Bancroft and Patty Duke, who had played the stage roles of Sullivan and Keller, respectively, won Academy Awards when repeating the parts for the 1962 film version. Mr. Gibson was nominated for an Oscar for his screenplay. His 1982 sequel about Sullivan, "The Monday After the Miracle," flopped.

"What makes for a hit is always an enigma, but one element certainly is common ground between the writer and his audience," Mr. Gibson wrote decades later in The New York Times. "The author of 'The Miracle Worker' believed in children, was young, energetic, incorrigibly optimistic, no stranger to the 'uplifting' in life; these are not objectionable qualities, and they flowed naturally into the script.

"And it was obviously a love letter," he added. "I like to fall a little in love with my heroines, and the title - from Mark Twain, who said, 'Helen is a miracle, and Miss Sullivan is the miracle-worker' - was meant to show where my affections lay. This stubborn girl of 20, who six years earlier could not write her name, and in one month salvaged Helen's soul, and lived thereafter in its shadow, seemed to me to deserve a star bow."

Mr. Gibson was born Nov. 13, 1914, in the Bronx. In his 1968 memoir "A Mass for the Dead," he wrote of the contempt he felt for his father's life as a mailroom clerk in a bank. He likened it to a prison, along with many traditional values such as his Catholic faith.

After dropping out of the City College of New York in 1932, Mr. Gibson floated around: acting in Abingdon, Va., becoming an organizer in the Young Communist League, and playing piano in Topeka, Kan., where he had moved with his wife, a psychoanalyst and future Odets biographer.

She supported him financially for the next 15 years as Mr. Gibson won prizes for his poetry and published a collection of verse, "Winter Crook" (1948). "It wasn't a practical life," he told the Hartford Courant years later, "but there was nachas - rewards, in Yiddish - enough to keep you going on to the next project."

His wife, the former Margaret Brenman, died in 2004. He leaves two sons, Thomas of Stockbridge and Daniel of Cambridge, Mass.

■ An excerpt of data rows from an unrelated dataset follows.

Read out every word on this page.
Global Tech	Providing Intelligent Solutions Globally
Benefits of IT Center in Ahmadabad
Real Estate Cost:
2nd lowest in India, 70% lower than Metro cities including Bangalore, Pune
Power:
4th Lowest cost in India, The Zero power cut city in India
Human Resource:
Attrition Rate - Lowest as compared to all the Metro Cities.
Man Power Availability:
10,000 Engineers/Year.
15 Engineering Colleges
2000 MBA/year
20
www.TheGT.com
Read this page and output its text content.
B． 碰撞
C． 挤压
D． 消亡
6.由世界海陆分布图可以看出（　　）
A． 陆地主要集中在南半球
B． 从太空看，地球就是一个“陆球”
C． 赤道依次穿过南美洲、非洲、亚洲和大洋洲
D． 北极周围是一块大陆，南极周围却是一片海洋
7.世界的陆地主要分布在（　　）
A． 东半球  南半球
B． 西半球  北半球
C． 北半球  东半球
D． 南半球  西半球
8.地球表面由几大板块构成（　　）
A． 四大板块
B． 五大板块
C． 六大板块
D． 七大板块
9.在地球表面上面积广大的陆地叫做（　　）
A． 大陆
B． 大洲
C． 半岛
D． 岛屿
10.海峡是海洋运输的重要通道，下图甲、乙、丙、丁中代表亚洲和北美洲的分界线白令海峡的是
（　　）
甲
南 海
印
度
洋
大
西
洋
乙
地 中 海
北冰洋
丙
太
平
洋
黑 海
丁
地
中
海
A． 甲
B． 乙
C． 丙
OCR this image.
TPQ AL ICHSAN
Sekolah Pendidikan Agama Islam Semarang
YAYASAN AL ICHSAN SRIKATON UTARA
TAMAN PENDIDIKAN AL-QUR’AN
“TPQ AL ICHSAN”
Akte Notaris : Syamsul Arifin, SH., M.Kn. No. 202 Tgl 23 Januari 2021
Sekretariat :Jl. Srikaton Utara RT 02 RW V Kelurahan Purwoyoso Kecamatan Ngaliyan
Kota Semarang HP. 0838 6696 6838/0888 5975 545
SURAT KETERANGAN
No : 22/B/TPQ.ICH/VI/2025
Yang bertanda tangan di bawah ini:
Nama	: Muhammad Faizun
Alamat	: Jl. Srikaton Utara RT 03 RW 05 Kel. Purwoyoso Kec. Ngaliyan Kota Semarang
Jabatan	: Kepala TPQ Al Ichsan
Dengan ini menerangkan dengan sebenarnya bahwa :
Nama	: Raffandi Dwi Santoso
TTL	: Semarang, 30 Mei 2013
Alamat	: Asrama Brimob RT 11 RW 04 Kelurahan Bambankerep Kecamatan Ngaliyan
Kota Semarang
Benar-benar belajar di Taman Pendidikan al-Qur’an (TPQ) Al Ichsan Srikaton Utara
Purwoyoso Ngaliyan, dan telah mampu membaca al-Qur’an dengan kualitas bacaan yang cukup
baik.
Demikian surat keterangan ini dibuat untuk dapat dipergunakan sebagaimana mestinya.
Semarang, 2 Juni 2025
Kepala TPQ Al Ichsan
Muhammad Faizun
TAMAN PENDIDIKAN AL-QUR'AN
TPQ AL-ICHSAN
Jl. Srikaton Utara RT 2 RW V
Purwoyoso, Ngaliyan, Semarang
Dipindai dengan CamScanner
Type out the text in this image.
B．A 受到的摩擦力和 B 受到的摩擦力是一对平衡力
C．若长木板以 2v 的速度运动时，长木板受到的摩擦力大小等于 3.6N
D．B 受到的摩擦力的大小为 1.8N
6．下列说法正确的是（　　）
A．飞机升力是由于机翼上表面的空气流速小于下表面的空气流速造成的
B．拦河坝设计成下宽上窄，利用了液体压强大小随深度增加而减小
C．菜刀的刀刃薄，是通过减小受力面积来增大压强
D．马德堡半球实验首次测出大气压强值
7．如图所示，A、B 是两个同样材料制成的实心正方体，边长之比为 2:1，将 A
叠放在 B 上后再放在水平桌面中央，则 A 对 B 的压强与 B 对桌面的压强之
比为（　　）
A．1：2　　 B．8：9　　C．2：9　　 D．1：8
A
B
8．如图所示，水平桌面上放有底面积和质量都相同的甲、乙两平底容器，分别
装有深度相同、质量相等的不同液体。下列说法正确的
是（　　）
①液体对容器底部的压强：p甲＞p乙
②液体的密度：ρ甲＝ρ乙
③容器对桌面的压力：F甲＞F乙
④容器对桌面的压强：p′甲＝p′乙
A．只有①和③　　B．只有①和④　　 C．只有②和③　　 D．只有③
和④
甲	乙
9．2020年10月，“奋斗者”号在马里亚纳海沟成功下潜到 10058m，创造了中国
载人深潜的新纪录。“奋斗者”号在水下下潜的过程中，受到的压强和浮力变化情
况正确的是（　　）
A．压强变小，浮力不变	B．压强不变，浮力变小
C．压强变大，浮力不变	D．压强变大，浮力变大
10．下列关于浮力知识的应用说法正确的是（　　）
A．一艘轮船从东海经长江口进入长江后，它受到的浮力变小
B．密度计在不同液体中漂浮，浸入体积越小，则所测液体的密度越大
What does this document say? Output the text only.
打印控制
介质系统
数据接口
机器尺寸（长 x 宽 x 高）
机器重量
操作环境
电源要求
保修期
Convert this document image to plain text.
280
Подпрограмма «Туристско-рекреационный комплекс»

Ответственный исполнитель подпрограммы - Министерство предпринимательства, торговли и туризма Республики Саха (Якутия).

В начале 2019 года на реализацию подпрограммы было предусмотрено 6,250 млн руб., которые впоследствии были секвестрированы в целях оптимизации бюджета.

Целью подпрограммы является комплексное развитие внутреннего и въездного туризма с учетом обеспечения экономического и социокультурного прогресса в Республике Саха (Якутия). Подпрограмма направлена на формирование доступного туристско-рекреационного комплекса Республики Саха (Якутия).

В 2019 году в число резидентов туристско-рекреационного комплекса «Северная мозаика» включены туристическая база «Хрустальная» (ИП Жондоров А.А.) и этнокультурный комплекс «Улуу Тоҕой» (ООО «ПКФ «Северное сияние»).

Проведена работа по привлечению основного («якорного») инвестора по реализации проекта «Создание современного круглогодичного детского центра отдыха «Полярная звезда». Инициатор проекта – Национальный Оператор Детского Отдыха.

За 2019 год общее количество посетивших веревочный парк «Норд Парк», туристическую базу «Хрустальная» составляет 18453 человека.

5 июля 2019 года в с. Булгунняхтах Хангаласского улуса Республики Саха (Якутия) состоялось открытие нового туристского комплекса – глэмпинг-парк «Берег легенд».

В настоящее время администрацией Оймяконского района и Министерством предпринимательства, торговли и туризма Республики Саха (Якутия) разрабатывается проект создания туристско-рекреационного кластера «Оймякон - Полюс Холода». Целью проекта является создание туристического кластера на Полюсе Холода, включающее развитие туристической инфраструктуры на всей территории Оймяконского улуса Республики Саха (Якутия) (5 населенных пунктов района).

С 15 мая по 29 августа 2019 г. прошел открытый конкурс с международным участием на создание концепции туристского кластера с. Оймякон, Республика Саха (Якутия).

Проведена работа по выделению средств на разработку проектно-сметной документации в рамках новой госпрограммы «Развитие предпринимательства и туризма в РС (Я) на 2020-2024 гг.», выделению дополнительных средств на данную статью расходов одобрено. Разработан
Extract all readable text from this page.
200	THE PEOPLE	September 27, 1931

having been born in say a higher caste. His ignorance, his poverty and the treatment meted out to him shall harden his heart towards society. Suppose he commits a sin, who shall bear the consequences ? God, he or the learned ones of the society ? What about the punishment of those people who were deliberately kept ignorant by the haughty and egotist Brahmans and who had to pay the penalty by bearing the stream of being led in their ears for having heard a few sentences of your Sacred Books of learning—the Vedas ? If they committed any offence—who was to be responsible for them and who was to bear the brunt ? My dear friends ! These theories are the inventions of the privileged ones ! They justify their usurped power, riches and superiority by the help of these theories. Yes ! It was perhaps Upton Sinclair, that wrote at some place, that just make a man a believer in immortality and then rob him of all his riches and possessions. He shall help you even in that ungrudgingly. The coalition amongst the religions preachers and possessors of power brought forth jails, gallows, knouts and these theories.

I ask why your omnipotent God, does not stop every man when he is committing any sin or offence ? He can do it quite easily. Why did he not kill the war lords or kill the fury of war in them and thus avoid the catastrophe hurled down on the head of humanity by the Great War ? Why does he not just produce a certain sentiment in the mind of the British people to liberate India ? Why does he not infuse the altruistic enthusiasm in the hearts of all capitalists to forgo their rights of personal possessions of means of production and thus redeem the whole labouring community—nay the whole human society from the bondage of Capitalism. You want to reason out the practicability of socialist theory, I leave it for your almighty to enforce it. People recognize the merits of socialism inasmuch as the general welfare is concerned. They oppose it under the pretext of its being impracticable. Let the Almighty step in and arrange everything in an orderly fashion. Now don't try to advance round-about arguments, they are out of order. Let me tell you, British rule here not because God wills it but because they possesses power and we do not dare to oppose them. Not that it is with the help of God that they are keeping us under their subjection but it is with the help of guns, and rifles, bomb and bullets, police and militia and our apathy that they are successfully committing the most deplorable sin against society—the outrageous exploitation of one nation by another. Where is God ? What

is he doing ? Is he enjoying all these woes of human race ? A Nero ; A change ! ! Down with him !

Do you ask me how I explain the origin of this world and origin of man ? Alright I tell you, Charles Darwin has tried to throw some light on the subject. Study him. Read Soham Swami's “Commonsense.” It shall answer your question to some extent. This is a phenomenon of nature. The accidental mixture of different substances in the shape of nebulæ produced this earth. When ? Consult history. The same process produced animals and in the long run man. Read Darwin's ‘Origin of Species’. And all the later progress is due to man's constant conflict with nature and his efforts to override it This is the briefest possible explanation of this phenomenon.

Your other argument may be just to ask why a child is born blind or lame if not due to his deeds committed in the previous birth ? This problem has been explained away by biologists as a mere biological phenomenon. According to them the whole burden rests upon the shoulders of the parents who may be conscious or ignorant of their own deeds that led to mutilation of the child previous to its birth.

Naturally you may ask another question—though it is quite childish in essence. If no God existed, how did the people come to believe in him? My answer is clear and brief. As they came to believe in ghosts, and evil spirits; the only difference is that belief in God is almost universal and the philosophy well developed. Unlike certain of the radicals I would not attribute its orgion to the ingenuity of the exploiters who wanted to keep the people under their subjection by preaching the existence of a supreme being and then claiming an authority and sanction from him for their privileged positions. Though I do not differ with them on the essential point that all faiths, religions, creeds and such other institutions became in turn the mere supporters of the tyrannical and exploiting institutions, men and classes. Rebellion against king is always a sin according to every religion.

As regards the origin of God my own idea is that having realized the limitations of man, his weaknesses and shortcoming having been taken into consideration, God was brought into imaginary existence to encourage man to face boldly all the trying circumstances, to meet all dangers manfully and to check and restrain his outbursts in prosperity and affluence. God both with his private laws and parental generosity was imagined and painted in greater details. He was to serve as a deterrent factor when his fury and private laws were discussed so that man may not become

A mental clinic was the setting for Mr. Gibson's first novel, "The Cobweb" (1954), which received good reviews and was turned into a film the next year with Richard Widmark and Lauren Bacall. The Hollywood paycheck allowed the Gibsons to settle in Stockbridge, where the author completed what became his first stage success, "Two for the Seesaw." The show concerned a married Midwestern lawyer, played by Henry Fonda, and his affair with a heartbroken but life-embracing New York gamine, portrayed by Bancroft.

Mr. Gibson was influential in the summer stock theaters of Western Massachusetts. In the late 1960s, he was instrumental in the formation of the Berkshire Theatre Festival. Also, Shakespeare and Company, of Lenox, premiered his one-act "Golda's Balcony."

In addition, he taught for several years at Brandeis University in Waltham and was an artist in residence at the Lyric Stage in Boston.